Revisiting LLM Adaptation for 3D CT Report Generation: A Study of Scaling and Diagnostic Priors

重访用于 3D CT 报告生成的大语言模型适配：缩放与诊断先验研究

Abstract: Recent advances in multimodal learning, including large language models (LLMs) and vision-language models (VLMs), have demonstrated strong adaptability to natural images. However, extending their use to the medical domain, particularly for volumetric (3D) images, is challenging due to high computational complexity, volumetric dependencies and the semantic gap between visual features and clinical terminology.

摘要： 多模态学习（包括大语言模型 LLM 和视觉语言模型 VLM）的最新进展已展现出对自然图像的强大适应性。
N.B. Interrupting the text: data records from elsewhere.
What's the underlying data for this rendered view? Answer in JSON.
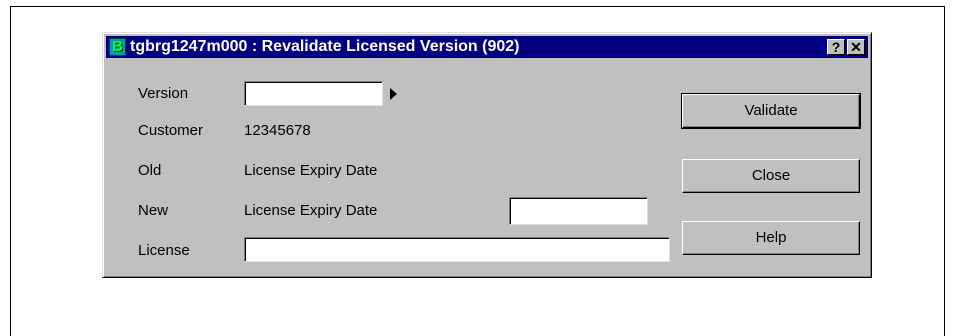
{
  "window": {
    "icon_letter": "B",
    "title": "tgbrg1247m000 : Revalidate Licensed Version (902)",
    "help_button": "?",
    "close_button": "✕"
  },
  "form": {
    "version_label": "Version",
    "version_value": "",
    "customer_label": "Customer",
    "customer_value": "12345678",
    "old_label": "Old",
    "old_field_label": "License Expiry Date",
    "new_label": "New",
    "new_field_label": "License Expiry Date",
    "new_date_value": "",
    "license_label": "License",
    "license_value": ""
  },
  "buttons": {
    "validate": "Validate",
    "close": "Close",
    "help": "Help"
  }
}
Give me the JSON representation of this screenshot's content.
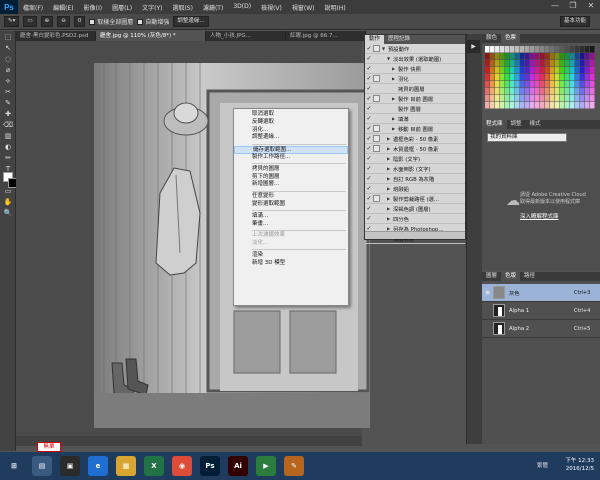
{
  "app": {
    "logo": "Ps"
  },
  "menubar": {
    "items": [
      "檔案(F)",
      "編輯(E)",
      "影像(I)",
      "圖層(L)",
      "文字(Y)",
      "選取(S)",
      "濾鏡(T)",
      "3D(D)",
      "檢視(V)",
      "視窗(W)",
      "說明(H)"
    ],
    "win_controls": [
      "—",
      "❐",
      "✕"
    ]
  },
  "options": {
    "feather_value": "0",
    "sample_all_label": "取樣全部圖層",
    "auto_enhance_label": "自動增強",
    "refine_edge_label": "調整邊緣...",
    "workspace_label": "基本功能"
  },
  "tabs": [
    {
      "label": "廳舍-黑白變彩色.PSD2.psd",
      "active": false
    },
    {
      "label": "廳舍.jpg @ 110% (灰色/8*) *",
      "active": true
    },
    {
      "label": "人物_小孩.JPG...",
      "active": false
    },
    {
      "label": "紅眼.jpg @ 66.7...",
      "active": false
    }
  ],
  "tools": [
    "⬚",
    "↖",
    "◌",
    "⌀",
    "⟡",
    "✂",
    "✎",
    "✚",
    "⌫",
    "▥",
    "◐",
    "✏",
    "T",
    "↗",
    "▭",
    "✋",
    "🔍"
  ],
  "status": {
    "zoom": "無單"
  },
  "context_menu": {
    "items": [
      {
        "label": "取消選取",
        "disabled": false,
        "sep_after": false
      },
      {
        "label": "反轉選取",
        "disabled": false,
        "sep_after": false
      },
      {
        "label": "羽化...",
        "disabled": false,
        "sep_after": false
      },
      {
        "label": "調整邊緣...",
        "disabled": false,
        "sep_after": true
      },
      {
        "label": "儲存選取範圍...",
        "disabled": false,
        "sep_after": false,
        "highlight": true
      },
      {
        "label": "製作工作路徑...",
        "disabled": false,
        "sep_after": true
      },
      {
        "label": "拷貝的圖層",
        "disabled": false,
        "sep_after": false
      },
      {
        "label": "剪下的圖層",
        "disabled": false,
        "sep_after": false
      },
      {
        "label": "新增圖層...",
        "disabled": false,
        "sep_after": true
      },
      {
        "label": "任意變形",
        "disabled": false,
        "sep_after": false
      },
      {
        "label": "變形選取範圍",
        "disabled": false,
        "sep_after": true
      },
      {
        "label": "填滿...",
        "disabled": false,
        "sep_after": false
      },
      {
        "label": "筆畫...",
        "disabled": false,
        "sep_after": true
      },
      {
        "label": "上次濾鏡效果",
        "disabled": true,
        "sep_after": false
      },
      {
        "label": "淡化...",
        "disabled": true,
        "sep_after": true
      },
      {
        "label": "渲染",
        "disabled": false,
        "sep_after": false
      },
      {
        "label": "新增 3D 模型",
        "disabled": false,
        "sep_after": false
      }
    ]
  },
  "actions_panel": {
    "tabs": [
      "動作",
      "歷程記錄"
    ],
    "rows": [
      {
        "label": "預設動作",
        "indent": 0,
        "tri": "▼",
        "checked": true,
        "box": true
      },
      {
        "label": "淡出效果 (選取範圍)",
        "indent": 1,
        "tri": "▼",
        "checked": true,
        "box": false
      },
      {
        "label": "製作 快照",
        "indent": 2,
        "tri": "▶",
        "checked": true,
        "box": false
      },
      {
        "label": "羽化",
        "indent": 2,
        "tri": "▶",
        "checked": true,
        "box": true
      },
      {
        "label": "拷貝的圖層",
        "indent": 2,
        "tri": "",
        "checked": true,
        "box": false
      },
      {
        "label": "製作 目前 圖層",
        "indent": 2,
        "tri": "▶",
        "checked": true,
        "box": true
      },
      {
        "label": "製作 圖層",
        "indent": 2,
        "tri": "",
        "checked": true,
        "box": false
      },
      {
        "label": "填滿",
        "indent": 2,
        "tri": "▶",
        "checked": true,
        "box": false
      },
      {
        "label": "移動 目前 圖層",
        "indent": 2,
        "tri": "▶",
        "checked": true,
        "box": true
      },
      {
        "label": "邊框色彩 - 50 像素",
        "indent": 1,
        "tri": "▶",
        "checked": true,
        "box": true
      },
      {
        "label": "木質邊框 - 50 像素",
        "indent": 1,
        "tri": "▶",
        "checked": true,
        "box": true
      },
      {
        "label": "陰影 (文字)",
        "indent": 1,
        "tri": "▶",
        "checked": true,
        "box": false
      },
      {
        "label": "水面倒影 (文字)",
        "indent": 1,
        "tri": "▶",
        "checked": true,
        "box": false
      },
      {
        "label": "自訂 RGB 為灰階",
        "indent": 1,
        "tri": "▶",
        "checked": true,
        "box": false
      },
      {
        "label": "熔融鉛",
        "indent": 1,
        "tri": "▶",
        "checked": true,
        "box": false
      },
      {
        "label": "製作剪裁路徑 (選...",
        "indent": 1,
        "tri": "▶",
        "checked": true,
        "box": true
      },
      {
        "label": "深褐色調 (圖層)",
        "indent": 1,
        "tri": "▶",
        "checked": true,
        "box": false
      },
      {
        "label": "四分色",
        "indent": 1,
        "tri": "▶",
        "checked": true,
        "box": false
      },
      {
        "label": "另存為 Photoshop...",
        "indent": 1,
        "tri": "▶",
        "checked": true,
        "box": false
      },
      {
        "label": "漸層對應",
        "indent": 1,
        "tri": "▶",
        "checked": true,
        "box": false
      }
    ]
  },
  "color_panel": {
    "tabs": [
      "顏色",
      "色票"
    ]
  },
  "adjust_panel": {
    "tabs": [
      "程式庫",
      "調整",
      "樣式"
    ],
    "library_select": "我的資料庫",
    "cc_message": "請從 Adobe Creative Cloud 取得最新版本以使用程式庫",
    "cc_link": "深入瞭解程式庫"
  },
  "channels_panel": {
    "tabs": [
      "圖層",
      "色版",
      "路徑"
    ],
    "rows": [
      {
        "name": "灰色",
        "key": "Ctrl+3",
        "selected": true,
        "visible": true
      },
      {
        "name": "Alpha 1",
        "key": "Ctrl+4",
        "selected": false,
        "visible": false
      },
      {
        "name": "Alpha 2",
        "key": "Ctrl+5",
        "selected": false,
        "visible": false
      }
    ]
  },
  "taskbar": {
    "icons": [
      {
        "name": "windows",
        "label": "⊞",
        "color": "#1f3b5e"
      },
      {
        "name": "explorer",
        "label": "▤",
        "color": "#3a5a80"
      },
      {
        "name": "cmd",
        "label": "▣",
        "color": "#2b2b2b"
      },
      {
        "name": "ie",
        "label": "e",
        "color": "#1e6fd1"
      },
      {
        "name": "files",
        "label": "▦",
        "color": "#d8a531"
      },
      {
        "name": "excel",
        "label": "X",
        "color": "#217346"
      },
      {
        "name": "chrome",
        "label": "◉",
        "color": "#dd4b39"
      },
      {
        "name": "photoshop",
        "label": "Ps",
        "color": "#001e36"
      },
      {
        "name": "illustrator",
        "label": "Ai",
        "color": "#330000"
      },
      {
        "name": "mediaplayer",
        "label": "▶",
        "color": "#2c7c3e"
      },
      {
        "name": "paint",
        "label": "✎",
        "color": "#b5651d"
      }
    ],
    "tray_label": "繁體",
    "time": "下午 12:33",
    "date": "2016/12/5"
  },
  "colors": {
    "ps_blue": "#31a8ff",
    "selected_channel": "#9ab3d6",
    "taskbar": "#1f3b5e"
  }
}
然而，将其应用扩展到医学领域，特别是针对体素（3D）图像时，由于高计算复杂度、体素依赖性以及视觉特征与临床术语之间的语义鸿沟，面临着巨大挑战。

Naively fine-tuning LLMs on limited medical data often leads to overfitting and clinical hallucination, where linguistic fluency is prioritized over clinical factuality. In this study, we investigate parameter-efficient adaptation strategies for volumetric CT report generation and introduce RAD3D-Prefix, a lightweight diagnostic-prior conditioning framework that minimizes the need for extensive parameter training.

在有限的医学数据上简单地微调 LLM，往往会导致过拟合和临床幻觉，即模型在生成时优先考虑语言流畅性而非临床事实准确性。在本研究中，我们探讨了用于 3D CT 报告生成的参数高效适配策略，并引入了 RAD3D-Prefix，这是一个轻量级的诊断先验条件框架，最大限度地减少了对大规模参数训练的需求。
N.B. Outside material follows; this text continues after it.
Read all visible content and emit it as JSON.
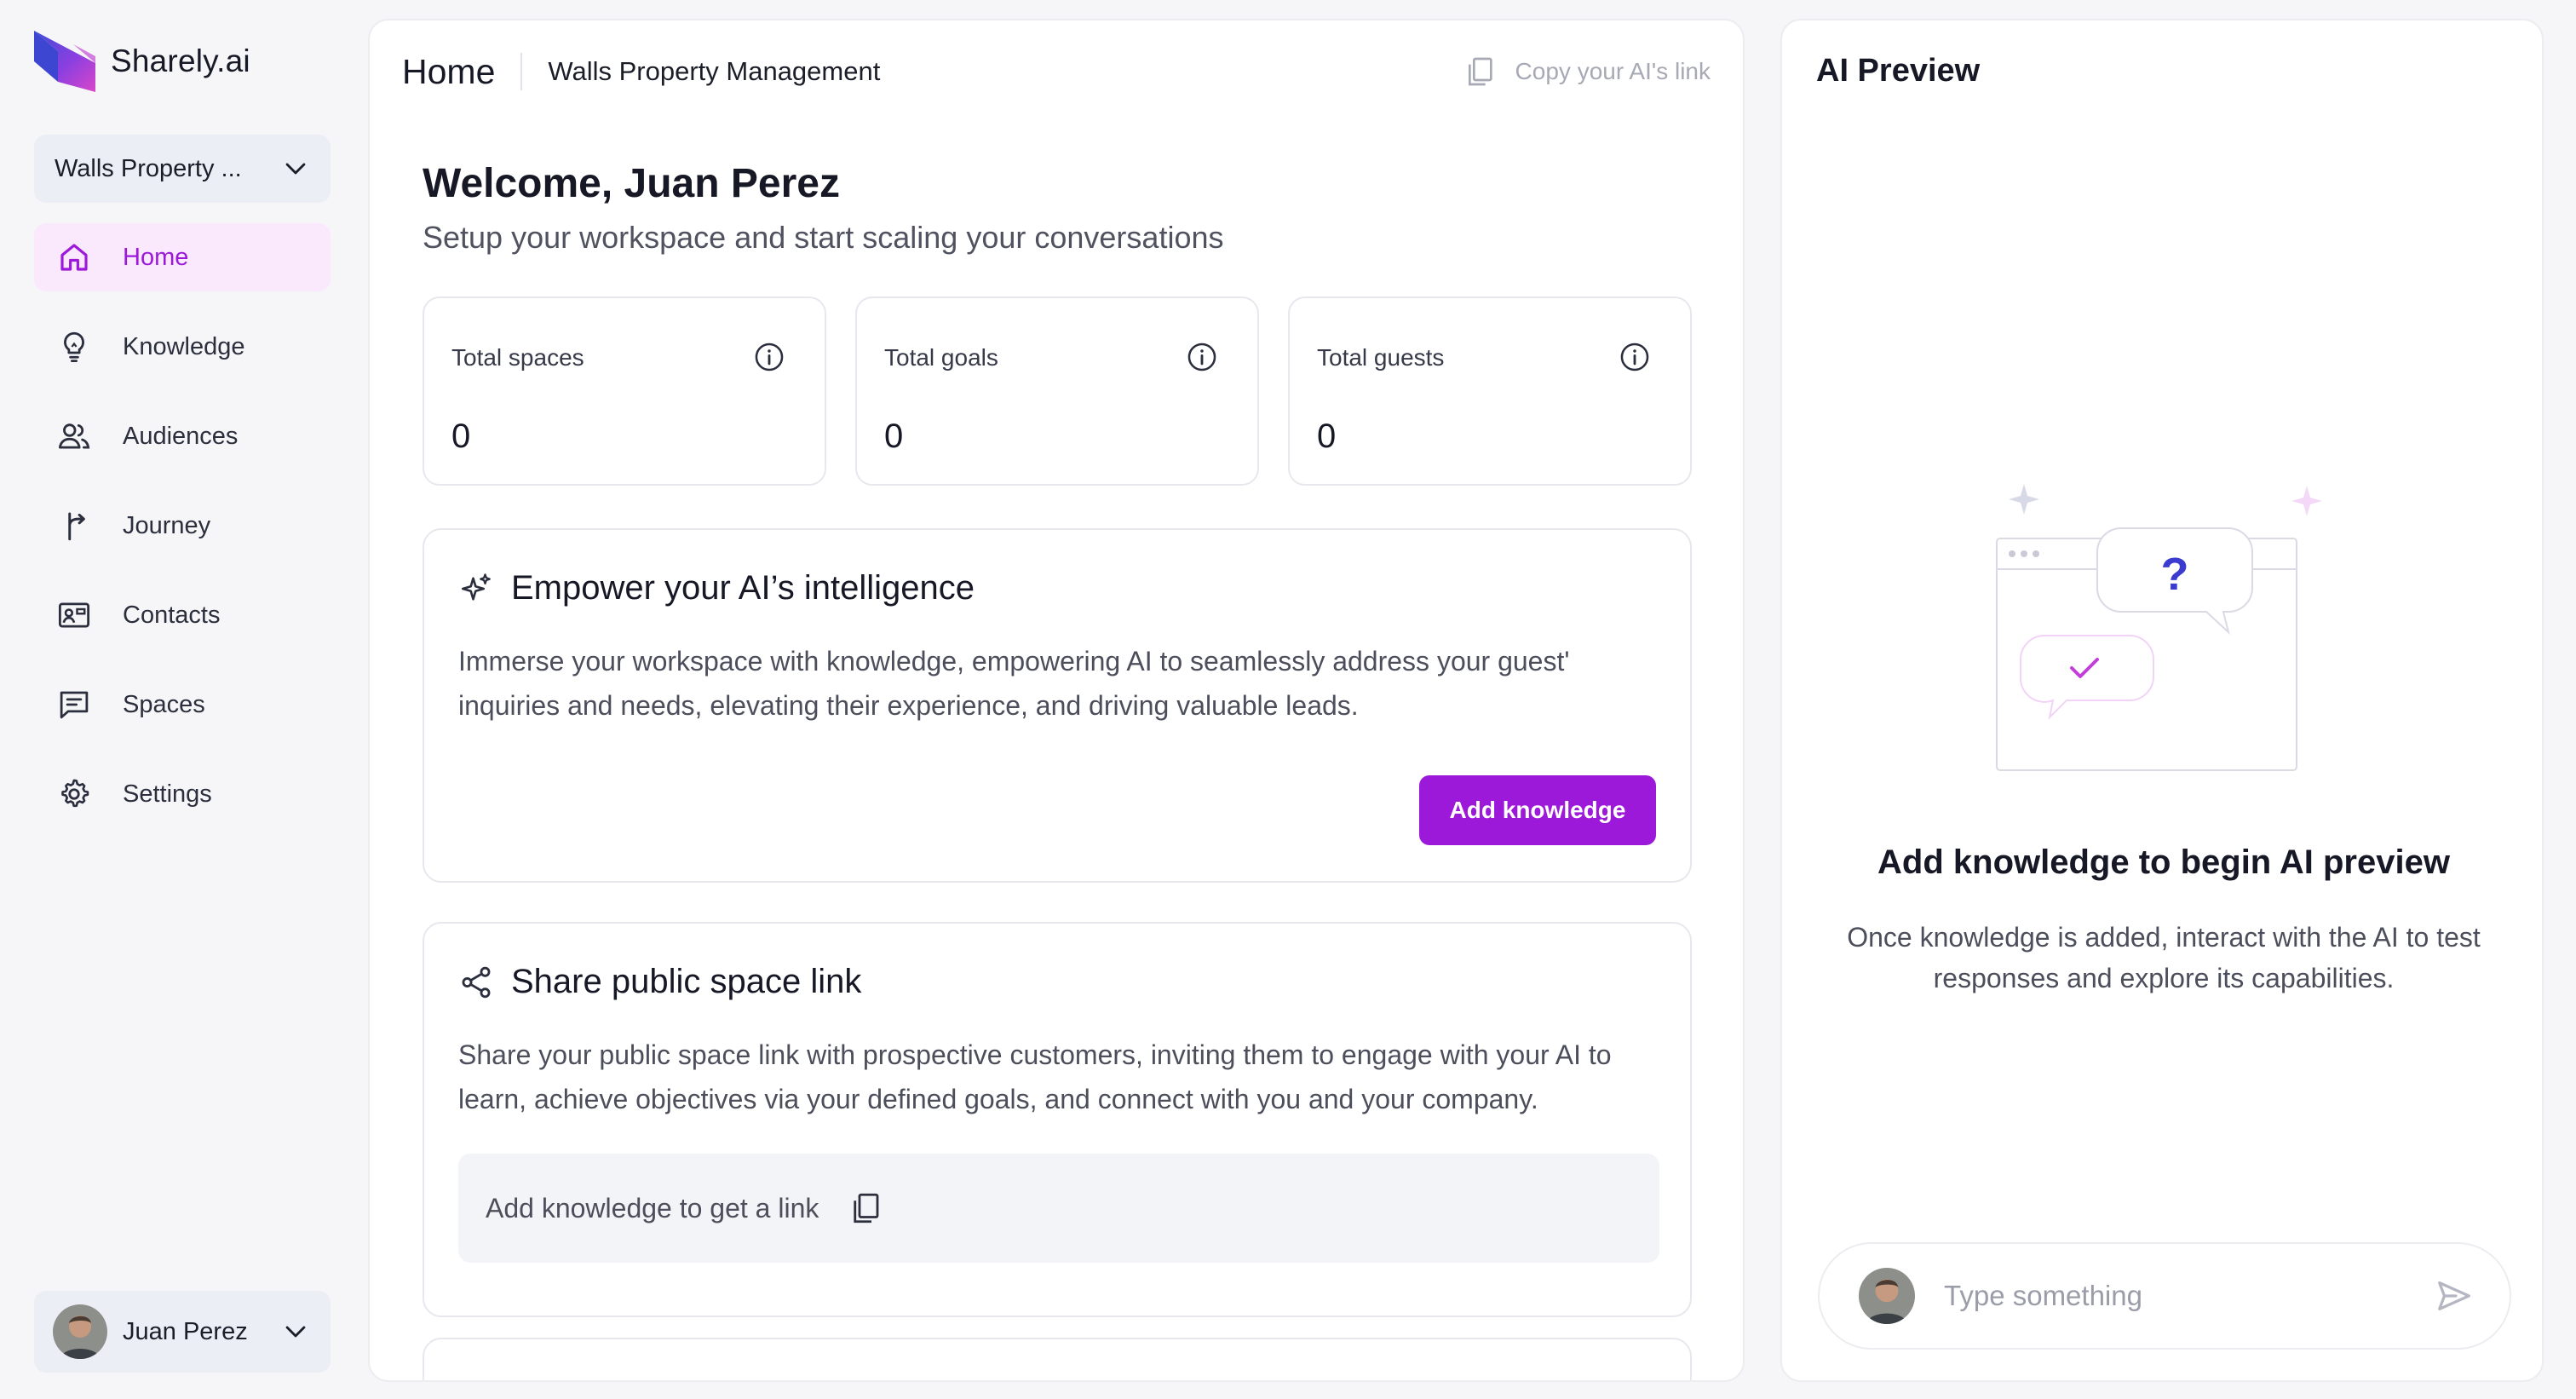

This module integrates image embeddings with multi-label diagnostic classification logits, preserving critical clinical details while bridging the semantic gap. By keeping the LLM frozen, our method requires minimal trainable parameters and mitigates the risk of overfitting on small, domain-specific datasets.
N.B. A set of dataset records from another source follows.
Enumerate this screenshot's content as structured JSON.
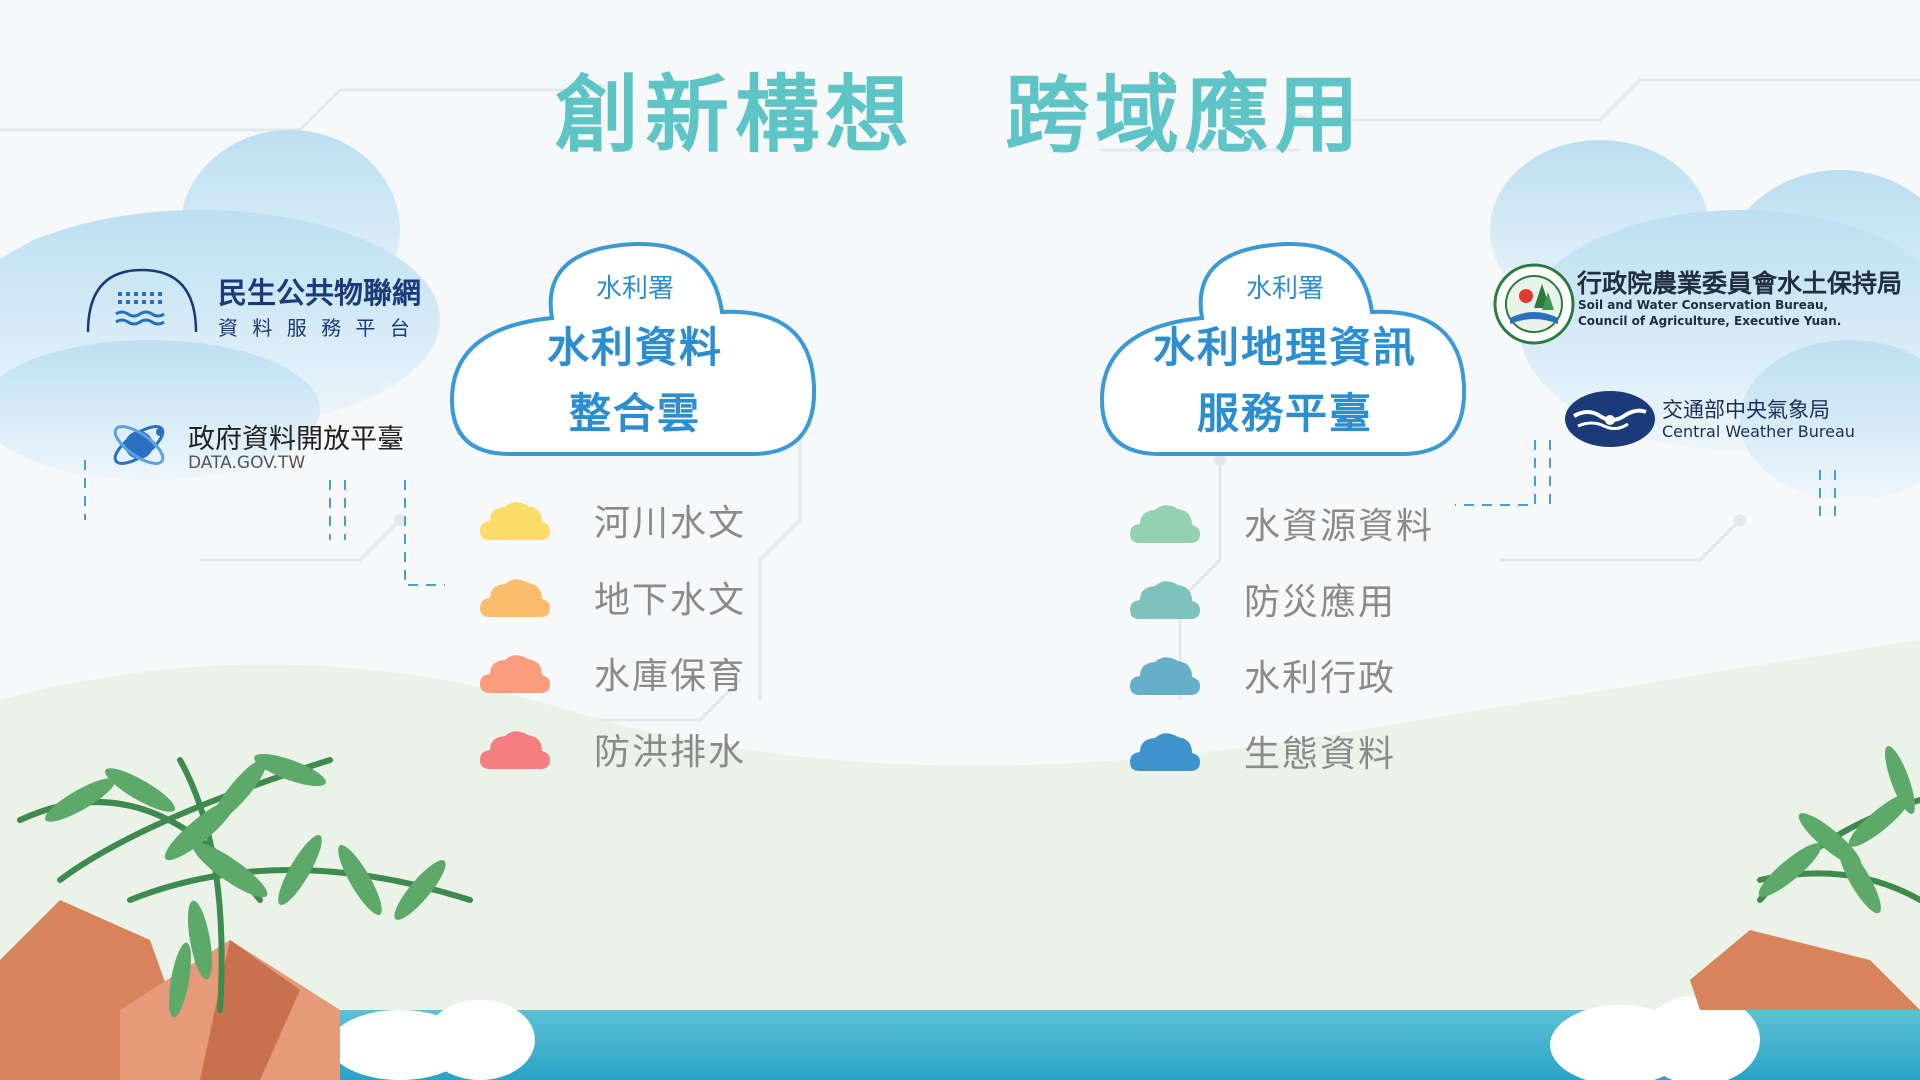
{
  "title": "創新構想　跨域應用",
  "colors": {
    "teal": "#5ec4c6",
    "cloud_border": "#3b9ad5",
    "cloud_text": "#2c8ed0",
    "navy": "#1a3a7a"
  },
  "left_logos": {
    "iot": {
      "name": "民生公共物聯網",
      "sub": "資 料 服 務 平 台"
    },
    "gov": {
      "name": "政府資料開放平臺",
      "sub": "DATA.GOV.TW"
    }
  },
  "right_logos": {
    "swcb": {
      "name": "行政院農業委員會水土保持局",
      "en1": "Soil and Water Conservation Bureau,",
      "en2": "Council of Agriculture, Executive Yuan."
    },
    "cwb": {
      "name": "交通部中央氣象局",
      "en": "Central Weather Bureau"
    }
  },
  "left_cloud": {
    "agency": "水利署",
    "line1": "水利資料",
    "line2": "整合雲"
  },
  "right_cloud": {
    "agency": "水利署",
    "line1": "水利地理資訊",
    "line2": "服務平臺"
  },
  "left_items": [
    {
      "label": "河川水文",
      "color": "#fbdc68"
    },
    {
      "label": "地下水文",
      "color": "#fbbd6c"
    },
    {
      "label": "水庫保育",
      "color": "#f99d7c"
    },
    {
      "label": "防洪排水",
      "color": "#f57f80"
    }
  ],
  "right_items": [
    {
      "label": "水資源資料",
      "color": "#93d1b1"
    },
    {
      "label": "防災應用",
      "color": "#7dc2bd"
    },
    {
      "label": "水利行政",
      "color": "#66afc8"
    },
    {
      "label": "生態資料",
      "color": "#3f93cc"
    }
  ]
}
该模块将图像嵌入与多标签诊断分类逻辑值（logits）相结合，在弥合语义鸿沟的同时保留了关键的临床细节。通过保持 LLM 冻结，我们的方法仅需极少量的可训练参数，并降低了在小型特定领域数据集上过拟合的风险。

Through a systematic study spanning LLMs from 96.1M to 1.6B parameters, we find that fine-tuning is most beneficial for smaller LLMs, whereas freezing larger (~1B+ LLMs) and training only lightweight projection layers provides a superior trade-off between performance, generalization, and computational efficiency.

通过对参数量从 9610 万到 16 亿不等的 LLM 进行系统性研究，我们发现微调对较小的 LLM 最为有效；而对于较大的模型（约 10 亿参数以上），冻结模型并仅训练轻量级投影层，能在性能、泛化能力和计算效率之间提供更优的平衡。

Across multiple automatic metrics and a clinical reader study, RAD3D-Prefix outperforms comparable parameter-efficient baselines and demonstrates strong out-of-domain generalization while using substantially fewer trainable parameters than fully fine-tuned alternatives.

在多项自动评估指标和临床医生评估研究中，RAD3D-Prefix 的表现优于同类参数高效基线模型，并展现出强大的域外泛化能力，同时其可训练参数量远少于全参数微调方案。